Pain returns at the pump: Motorists angry about higher prices
By William F. West
Saturday, May 26, 2018
Victoria Matta is not happy.
Like everyone pulling up to the pumps in recent weeks, she’s paying a lot more to fill up her gas tank.
"I absolutely hate it," Matta, 21, of Elizabeth City, said at the Circle D Food Mart, where regular unleaded was selling for $2.759 a gallon Friday afternoon.
Matta might not have realized it, but the Circle D in fact had the lowest posted price for gas in Elizabeth City on Friday afternoon.
At the Murphy USA across from the Walmart Supercenter, Wade Casper, 70, of Sunbury, was refilling his pickup truck with regular unleaded priced at $2.779 a gallon.
"They have increased quite a bit here recently. I liked it when it was cheaper," Casper, a retired Norfolk Naval Shipyard worker, said with a smile.
Casper said he’s noticed in the past that gas prices seem to go up before Memorial Day.
"I think they (those in the fuel business) get a lot of holiday traffic," he said.
Casper said his concern is that prices will go even higher.
Mike Walden, an economist at N.C. State University, said it’s probably a safe bet they will — at least in the short term.

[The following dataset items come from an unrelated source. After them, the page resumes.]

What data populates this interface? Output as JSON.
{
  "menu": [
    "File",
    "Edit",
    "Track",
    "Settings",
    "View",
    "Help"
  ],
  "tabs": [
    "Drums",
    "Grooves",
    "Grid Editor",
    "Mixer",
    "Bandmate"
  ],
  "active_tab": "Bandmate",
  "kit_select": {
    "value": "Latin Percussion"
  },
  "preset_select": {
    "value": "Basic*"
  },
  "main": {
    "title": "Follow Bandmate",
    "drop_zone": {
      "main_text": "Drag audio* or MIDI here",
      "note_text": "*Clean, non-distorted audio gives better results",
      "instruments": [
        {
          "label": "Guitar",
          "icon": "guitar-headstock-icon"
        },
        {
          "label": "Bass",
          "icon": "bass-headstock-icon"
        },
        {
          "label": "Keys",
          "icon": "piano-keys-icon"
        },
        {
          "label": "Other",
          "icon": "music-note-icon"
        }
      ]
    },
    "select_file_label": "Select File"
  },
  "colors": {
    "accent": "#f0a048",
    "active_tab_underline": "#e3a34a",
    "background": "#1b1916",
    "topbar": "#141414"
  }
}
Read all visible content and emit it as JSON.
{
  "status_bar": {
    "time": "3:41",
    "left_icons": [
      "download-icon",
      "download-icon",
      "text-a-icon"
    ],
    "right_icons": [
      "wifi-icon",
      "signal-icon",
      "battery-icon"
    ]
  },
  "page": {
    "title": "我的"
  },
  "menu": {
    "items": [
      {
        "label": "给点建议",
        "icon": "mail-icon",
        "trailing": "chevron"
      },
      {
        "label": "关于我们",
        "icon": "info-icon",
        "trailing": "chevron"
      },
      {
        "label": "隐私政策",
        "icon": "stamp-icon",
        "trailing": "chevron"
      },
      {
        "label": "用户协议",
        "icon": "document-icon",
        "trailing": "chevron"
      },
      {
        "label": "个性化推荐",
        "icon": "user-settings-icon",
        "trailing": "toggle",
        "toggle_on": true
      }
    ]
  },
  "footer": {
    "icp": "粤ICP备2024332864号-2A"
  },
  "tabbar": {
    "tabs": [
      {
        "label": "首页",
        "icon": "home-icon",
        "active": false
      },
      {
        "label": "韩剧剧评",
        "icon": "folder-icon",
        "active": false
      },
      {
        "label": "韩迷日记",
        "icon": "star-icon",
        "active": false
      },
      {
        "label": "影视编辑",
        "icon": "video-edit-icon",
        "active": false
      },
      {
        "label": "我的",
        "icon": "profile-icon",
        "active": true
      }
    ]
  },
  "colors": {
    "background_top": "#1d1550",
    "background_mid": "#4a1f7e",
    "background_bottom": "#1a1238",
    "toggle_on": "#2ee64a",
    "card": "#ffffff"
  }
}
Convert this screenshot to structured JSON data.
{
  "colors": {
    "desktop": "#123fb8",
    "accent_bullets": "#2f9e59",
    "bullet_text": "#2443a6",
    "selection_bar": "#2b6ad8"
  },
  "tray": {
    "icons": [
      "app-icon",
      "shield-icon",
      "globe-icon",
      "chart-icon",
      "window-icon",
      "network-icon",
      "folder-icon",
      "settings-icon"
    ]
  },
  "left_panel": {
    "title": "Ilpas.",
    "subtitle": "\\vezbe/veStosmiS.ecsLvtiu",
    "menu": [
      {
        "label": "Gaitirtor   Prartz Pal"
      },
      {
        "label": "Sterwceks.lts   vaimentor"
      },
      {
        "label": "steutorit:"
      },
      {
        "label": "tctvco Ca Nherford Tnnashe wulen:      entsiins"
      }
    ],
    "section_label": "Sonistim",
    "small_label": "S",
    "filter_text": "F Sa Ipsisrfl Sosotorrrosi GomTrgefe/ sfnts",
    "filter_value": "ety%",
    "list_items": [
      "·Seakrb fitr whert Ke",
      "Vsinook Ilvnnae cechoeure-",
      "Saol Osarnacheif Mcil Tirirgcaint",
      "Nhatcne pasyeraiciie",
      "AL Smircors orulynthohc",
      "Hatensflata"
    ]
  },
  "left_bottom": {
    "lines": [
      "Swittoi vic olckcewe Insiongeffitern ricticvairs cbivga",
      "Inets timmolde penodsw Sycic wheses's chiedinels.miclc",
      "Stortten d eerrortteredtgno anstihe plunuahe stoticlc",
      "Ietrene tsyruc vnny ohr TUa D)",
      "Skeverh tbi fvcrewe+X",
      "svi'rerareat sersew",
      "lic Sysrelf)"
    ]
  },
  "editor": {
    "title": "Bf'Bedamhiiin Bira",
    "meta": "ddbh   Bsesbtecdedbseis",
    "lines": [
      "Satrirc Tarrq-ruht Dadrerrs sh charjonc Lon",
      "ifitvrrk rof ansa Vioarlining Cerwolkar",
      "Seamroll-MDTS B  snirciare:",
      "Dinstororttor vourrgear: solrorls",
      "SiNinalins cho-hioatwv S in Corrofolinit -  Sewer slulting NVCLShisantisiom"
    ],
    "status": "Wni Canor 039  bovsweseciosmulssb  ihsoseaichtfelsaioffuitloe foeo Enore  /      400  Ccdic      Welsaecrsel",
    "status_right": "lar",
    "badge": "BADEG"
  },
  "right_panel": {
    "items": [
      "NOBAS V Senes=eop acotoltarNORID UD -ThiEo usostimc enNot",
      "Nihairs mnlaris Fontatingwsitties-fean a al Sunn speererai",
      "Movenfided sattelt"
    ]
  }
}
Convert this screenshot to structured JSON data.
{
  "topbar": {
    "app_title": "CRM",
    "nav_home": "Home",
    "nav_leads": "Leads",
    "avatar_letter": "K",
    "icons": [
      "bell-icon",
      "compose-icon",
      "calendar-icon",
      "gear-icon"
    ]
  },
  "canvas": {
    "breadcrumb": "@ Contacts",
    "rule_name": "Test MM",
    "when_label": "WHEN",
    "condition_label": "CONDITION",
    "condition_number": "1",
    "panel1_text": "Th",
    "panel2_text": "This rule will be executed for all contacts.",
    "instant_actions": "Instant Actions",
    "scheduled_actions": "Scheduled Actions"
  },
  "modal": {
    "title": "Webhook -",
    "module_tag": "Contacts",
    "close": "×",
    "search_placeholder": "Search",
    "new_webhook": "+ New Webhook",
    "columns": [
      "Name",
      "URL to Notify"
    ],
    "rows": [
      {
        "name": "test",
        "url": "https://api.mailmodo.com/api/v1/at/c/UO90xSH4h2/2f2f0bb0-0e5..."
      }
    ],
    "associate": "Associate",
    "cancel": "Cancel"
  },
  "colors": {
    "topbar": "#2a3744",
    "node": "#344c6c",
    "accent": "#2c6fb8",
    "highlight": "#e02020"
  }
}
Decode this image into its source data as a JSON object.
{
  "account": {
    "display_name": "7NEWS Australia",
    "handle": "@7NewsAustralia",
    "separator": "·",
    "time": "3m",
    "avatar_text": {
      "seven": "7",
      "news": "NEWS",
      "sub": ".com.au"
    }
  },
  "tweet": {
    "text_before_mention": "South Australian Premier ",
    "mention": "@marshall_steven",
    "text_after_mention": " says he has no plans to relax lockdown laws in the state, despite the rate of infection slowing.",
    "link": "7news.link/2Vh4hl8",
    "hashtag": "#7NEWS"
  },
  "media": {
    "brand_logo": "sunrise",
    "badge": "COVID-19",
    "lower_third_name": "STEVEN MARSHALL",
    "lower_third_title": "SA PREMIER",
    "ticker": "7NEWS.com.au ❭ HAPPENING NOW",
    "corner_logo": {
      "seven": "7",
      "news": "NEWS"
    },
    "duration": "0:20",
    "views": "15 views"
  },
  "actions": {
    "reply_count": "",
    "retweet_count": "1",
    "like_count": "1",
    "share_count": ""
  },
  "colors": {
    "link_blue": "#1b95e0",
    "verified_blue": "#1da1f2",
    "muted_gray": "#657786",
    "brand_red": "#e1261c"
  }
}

The biggest reason, he said, is simple supply and demand. On the demand side, Americans are driving more because more of them are working and incomes are up.
"So, we're buying more gas, using more gas,” he said.
On the supply side, however, the opposite is happening, Walden said.
Walden noted that Saudi Arabia has pressed fellow members of the Organization of the Petroleum Exporting Countries, as well as Russia, to cut back on oil production.
As long as both things are happening, average gasoline prices are probably going to continue to rise, reaching as high as $3.20 to $3.25 a gallon this summer, Walden said.
There are a couple of factors that could start to reverse that trend, however.
Walden believes the Russians, while listening to OPEC, are nonetheless ready to increase production because oil prices are already high enough for them. He believes Russian President Vladimir Putin will be “very, very tempted” to increase his country’s oil production within a couple of months.
Also, the U.S. has a lot of influence with the Saudis right now, particularly following the Trump administration’s decision to withdraw from the nuclear deal with Iran — something the Saudis wanted to see happen.
"So, we've got some sway over them," Walden said.
Walden expects the Trump administration at some point will pressure the Saudis into increasing oil production as well. That could reverse the upward climb of gas prices, he said.
"I think we're going to have to rely on the Russians changing their course and the Saudis and OPEC changing their course to eventually get the price to go down," he said. "So, I'm going to predict that by, I'll say, August, we'll start to see some downward trend in gas prices."
That would be great news for motorists like Timothy Lawton, a Bells Island resident who was filling up his pickup truck at the Murphy USA station on Friday.
"They're creeping up," Lawton said of the prices. "I hope they're going to stop."
Asked why he thinks the prices are so high, he said, "They'll tell you something on TV – and it's somebody else's fault and it's this and that."
At the Wilco Hess off U.S. Highway 17 South, Gloria Sharpe, a retiree from Edenton, was also buying gas on Friday.
"Gas is getting awfully high. It's crazy," she said.
The only silver lining, she said, was that prices were higher — $2.899 — in Edenton.